Yoshimatsu Laboratory
High-temperature substrate heating using extremely focused semiconductor laser light
This PLD chamber controls the growth temperature by heating the backside of the substrate using a semiconductor laser. This allows thin film growth in high-temperature environments that are imaccessible with lamp heating (Tsub ≤ 850ºC). In a PLD chamber with a semiconductor laser heating mechanism, the upper limit for substrate temperature is 1000ºC, and the search for optimal synthesis conditions is also limited to temperatures below 1000ºC. However, this equipment uses extremely focused laser light and a custom-made sample holder for 5mm square substrates, enabling thin film synthesis with stable temperature control up to 1300ºC. By adopting this mechanism, we were the first in the world to successfully synthesize single-crystal thin films of metastable titanium oxide λ-phase Ti3O5 (Cryst. Growth Des. (2022)), and have clarified its structure and electronic phase transition (Phys. Rev. Mater (2024)).
(Left) Relationship between semiconductor laser current and substrate temperature. A significant difference in temperature rise can be seen between normal and focus heating methods, with focus heating reaching 1300ºC at an output of ~25 A. The inset photo shows a substrate heated to 1300ºC as viewed through the viewport.
(Right) Comparison of normal and focus heating methods, along with a photo of the sample holder used.
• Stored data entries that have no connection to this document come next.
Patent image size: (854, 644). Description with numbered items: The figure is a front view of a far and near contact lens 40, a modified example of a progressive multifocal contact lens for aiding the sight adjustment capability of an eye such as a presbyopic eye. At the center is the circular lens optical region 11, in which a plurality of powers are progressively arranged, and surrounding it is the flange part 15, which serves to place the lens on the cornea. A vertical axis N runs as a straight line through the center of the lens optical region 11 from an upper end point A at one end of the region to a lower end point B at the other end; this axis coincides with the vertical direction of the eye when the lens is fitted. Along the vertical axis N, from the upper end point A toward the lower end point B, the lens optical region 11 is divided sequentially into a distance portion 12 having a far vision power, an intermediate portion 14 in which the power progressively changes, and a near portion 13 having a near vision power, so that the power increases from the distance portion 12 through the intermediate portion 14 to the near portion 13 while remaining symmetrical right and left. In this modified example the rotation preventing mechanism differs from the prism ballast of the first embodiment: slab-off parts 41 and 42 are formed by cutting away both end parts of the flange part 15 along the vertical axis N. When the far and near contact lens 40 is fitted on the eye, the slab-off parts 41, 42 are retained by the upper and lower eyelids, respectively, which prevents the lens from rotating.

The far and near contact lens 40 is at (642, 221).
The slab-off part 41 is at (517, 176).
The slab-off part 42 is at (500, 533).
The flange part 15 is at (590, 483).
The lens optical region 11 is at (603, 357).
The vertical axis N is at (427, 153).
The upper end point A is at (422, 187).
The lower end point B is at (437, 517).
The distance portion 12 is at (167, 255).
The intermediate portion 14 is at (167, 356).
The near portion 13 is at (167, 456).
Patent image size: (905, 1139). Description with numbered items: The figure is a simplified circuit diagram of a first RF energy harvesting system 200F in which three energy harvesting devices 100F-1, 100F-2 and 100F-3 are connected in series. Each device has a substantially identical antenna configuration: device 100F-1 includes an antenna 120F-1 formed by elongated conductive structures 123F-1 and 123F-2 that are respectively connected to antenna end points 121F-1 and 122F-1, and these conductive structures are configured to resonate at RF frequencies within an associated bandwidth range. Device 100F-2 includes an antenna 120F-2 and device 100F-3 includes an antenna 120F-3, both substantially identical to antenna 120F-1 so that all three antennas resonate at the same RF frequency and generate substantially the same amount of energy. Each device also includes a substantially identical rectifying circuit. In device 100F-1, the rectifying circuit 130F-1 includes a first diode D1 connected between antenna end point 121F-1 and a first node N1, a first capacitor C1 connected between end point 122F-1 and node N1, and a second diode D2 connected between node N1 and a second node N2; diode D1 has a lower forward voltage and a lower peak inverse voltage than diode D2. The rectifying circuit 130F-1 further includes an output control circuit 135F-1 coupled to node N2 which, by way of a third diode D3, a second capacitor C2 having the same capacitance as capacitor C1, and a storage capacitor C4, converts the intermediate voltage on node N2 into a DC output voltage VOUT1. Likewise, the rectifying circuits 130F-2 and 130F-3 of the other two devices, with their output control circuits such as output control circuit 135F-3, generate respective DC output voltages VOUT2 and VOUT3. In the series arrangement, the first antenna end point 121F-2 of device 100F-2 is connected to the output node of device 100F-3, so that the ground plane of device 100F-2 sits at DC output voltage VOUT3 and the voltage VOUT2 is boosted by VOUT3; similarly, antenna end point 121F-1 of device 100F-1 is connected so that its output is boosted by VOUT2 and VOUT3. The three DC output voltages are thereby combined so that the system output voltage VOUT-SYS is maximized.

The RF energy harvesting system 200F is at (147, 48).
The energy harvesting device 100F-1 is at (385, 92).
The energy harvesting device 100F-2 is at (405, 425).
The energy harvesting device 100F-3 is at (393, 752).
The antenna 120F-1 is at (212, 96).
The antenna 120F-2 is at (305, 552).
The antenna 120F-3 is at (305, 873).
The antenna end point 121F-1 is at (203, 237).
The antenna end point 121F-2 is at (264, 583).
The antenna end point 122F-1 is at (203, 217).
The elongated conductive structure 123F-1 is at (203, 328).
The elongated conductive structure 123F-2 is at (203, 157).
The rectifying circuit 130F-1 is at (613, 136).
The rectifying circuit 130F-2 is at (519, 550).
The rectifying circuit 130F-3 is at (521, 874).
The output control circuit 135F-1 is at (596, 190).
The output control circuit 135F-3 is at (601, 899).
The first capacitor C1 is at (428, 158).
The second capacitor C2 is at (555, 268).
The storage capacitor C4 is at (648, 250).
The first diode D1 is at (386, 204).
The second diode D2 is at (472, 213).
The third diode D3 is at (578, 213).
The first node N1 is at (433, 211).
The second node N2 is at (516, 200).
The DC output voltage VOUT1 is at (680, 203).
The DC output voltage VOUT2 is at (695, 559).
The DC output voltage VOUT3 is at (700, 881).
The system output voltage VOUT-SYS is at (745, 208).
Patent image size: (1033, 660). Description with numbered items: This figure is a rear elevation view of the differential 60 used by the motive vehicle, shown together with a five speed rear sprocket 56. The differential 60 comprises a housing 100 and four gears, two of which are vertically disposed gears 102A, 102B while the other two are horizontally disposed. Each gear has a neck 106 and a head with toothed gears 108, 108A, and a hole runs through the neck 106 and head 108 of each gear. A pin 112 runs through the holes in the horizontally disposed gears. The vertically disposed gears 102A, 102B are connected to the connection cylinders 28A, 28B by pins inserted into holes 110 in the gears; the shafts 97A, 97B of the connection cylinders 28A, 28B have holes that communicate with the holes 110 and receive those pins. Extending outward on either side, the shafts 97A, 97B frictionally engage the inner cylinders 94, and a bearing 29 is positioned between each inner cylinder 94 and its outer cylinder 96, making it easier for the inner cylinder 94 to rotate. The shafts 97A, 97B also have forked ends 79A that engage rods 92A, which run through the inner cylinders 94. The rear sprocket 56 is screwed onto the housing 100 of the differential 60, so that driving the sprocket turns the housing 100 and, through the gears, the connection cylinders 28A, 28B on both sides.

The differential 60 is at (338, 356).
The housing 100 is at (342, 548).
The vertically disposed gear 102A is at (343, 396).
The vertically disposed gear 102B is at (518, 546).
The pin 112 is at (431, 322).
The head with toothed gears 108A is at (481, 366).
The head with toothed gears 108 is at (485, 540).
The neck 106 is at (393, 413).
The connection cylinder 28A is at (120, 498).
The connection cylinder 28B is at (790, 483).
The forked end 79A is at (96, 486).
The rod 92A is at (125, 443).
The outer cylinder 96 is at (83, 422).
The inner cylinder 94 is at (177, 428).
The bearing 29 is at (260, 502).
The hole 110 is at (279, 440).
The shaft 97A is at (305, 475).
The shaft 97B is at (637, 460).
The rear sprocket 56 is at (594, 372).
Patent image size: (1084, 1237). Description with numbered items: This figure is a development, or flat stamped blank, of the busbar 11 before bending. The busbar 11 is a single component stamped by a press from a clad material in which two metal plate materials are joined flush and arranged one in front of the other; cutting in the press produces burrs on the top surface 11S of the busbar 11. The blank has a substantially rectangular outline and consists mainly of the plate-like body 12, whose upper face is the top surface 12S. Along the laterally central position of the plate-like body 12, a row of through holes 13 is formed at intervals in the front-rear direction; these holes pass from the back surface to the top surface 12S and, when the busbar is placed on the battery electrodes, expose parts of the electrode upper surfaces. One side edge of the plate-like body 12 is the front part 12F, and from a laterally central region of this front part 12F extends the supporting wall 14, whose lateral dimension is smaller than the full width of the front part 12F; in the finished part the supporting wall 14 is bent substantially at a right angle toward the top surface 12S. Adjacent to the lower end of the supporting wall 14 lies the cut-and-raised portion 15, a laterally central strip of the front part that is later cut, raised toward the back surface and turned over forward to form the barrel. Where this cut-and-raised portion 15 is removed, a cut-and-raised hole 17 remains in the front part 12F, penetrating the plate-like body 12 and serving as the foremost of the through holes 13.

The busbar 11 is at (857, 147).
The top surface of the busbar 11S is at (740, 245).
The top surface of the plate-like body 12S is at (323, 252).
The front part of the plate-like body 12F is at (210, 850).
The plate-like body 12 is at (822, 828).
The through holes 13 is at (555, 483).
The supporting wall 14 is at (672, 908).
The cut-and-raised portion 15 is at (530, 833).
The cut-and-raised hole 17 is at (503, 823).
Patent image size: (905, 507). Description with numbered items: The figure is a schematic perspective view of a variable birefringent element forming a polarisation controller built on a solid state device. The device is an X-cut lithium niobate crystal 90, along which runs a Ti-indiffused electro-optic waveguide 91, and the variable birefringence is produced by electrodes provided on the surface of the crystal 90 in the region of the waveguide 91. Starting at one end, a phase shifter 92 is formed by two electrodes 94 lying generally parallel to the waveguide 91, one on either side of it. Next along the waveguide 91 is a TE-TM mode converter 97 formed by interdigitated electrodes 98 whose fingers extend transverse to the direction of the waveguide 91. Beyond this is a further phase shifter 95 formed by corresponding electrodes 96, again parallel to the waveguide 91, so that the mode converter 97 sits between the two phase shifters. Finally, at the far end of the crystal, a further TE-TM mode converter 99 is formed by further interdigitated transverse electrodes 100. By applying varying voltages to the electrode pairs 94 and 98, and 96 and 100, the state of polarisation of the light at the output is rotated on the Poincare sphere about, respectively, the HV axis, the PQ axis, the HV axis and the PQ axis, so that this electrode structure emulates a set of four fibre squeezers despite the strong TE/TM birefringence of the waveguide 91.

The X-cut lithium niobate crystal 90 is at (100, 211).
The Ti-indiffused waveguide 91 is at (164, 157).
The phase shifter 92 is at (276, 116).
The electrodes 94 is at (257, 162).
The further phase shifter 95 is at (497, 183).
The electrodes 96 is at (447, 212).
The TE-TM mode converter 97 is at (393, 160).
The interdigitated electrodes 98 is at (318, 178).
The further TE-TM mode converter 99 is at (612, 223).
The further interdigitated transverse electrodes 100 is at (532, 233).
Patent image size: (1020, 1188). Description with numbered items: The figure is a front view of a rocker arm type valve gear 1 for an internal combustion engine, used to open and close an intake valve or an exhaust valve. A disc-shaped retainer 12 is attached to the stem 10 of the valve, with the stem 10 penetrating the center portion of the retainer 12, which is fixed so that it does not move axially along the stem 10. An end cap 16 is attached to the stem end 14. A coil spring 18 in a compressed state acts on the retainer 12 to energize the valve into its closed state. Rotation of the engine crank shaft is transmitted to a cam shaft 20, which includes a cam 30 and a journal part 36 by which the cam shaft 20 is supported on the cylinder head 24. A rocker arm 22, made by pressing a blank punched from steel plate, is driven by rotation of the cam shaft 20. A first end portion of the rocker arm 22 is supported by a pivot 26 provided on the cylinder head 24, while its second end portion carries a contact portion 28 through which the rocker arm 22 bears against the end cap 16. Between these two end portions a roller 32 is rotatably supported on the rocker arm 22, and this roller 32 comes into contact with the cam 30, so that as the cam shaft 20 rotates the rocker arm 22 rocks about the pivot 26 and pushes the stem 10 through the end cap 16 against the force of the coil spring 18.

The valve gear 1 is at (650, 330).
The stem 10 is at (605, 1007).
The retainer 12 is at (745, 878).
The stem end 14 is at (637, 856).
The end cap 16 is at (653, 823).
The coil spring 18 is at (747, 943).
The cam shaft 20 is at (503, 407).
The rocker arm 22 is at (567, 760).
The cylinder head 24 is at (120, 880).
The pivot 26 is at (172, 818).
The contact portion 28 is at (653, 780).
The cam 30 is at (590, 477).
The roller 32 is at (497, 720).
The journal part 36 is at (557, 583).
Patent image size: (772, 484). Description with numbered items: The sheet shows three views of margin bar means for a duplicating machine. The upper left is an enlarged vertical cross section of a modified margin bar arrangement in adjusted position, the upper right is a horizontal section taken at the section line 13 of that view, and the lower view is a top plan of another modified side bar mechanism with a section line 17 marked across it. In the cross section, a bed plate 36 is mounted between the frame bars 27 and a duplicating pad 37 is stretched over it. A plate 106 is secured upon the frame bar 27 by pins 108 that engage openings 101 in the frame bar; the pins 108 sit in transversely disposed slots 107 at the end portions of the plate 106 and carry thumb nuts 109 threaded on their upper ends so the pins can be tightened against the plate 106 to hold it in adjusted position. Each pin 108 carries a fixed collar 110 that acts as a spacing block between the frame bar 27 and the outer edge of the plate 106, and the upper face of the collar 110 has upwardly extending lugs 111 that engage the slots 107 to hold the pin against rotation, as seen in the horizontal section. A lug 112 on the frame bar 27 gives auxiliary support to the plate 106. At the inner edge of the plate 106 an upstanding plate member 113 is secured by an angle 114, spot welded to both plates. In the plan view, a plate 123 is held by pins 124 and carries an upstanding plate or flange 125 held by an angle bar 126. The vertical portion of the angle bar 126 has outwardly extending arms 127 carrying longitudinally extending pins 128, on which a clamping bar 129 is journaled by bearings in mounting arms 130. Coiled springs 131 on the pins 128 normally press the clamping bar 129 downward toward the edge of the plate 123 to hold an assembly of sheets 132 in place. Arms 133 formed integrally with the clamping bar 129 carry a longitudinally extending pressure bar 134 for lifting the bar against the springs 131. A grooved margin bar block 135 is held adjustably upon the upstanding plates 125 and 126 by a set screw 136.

Homemade Load Lock chamber
A vertical load lock (left) is formed using an AVC hollow Z-stage and two ICF T-tubes, and the sample bank (right) is homemade. Targets and samples can be transferred between the PLD and load lock chambers by moving the bank up and down and the transfer rod left and right. By reducing the volume of the load lock chamber, a vacuum level (~10-7 Torr range) is achieved that allows sample transfer to the PLD chamber in less than 30 minutes, enabling high-throughput experiments.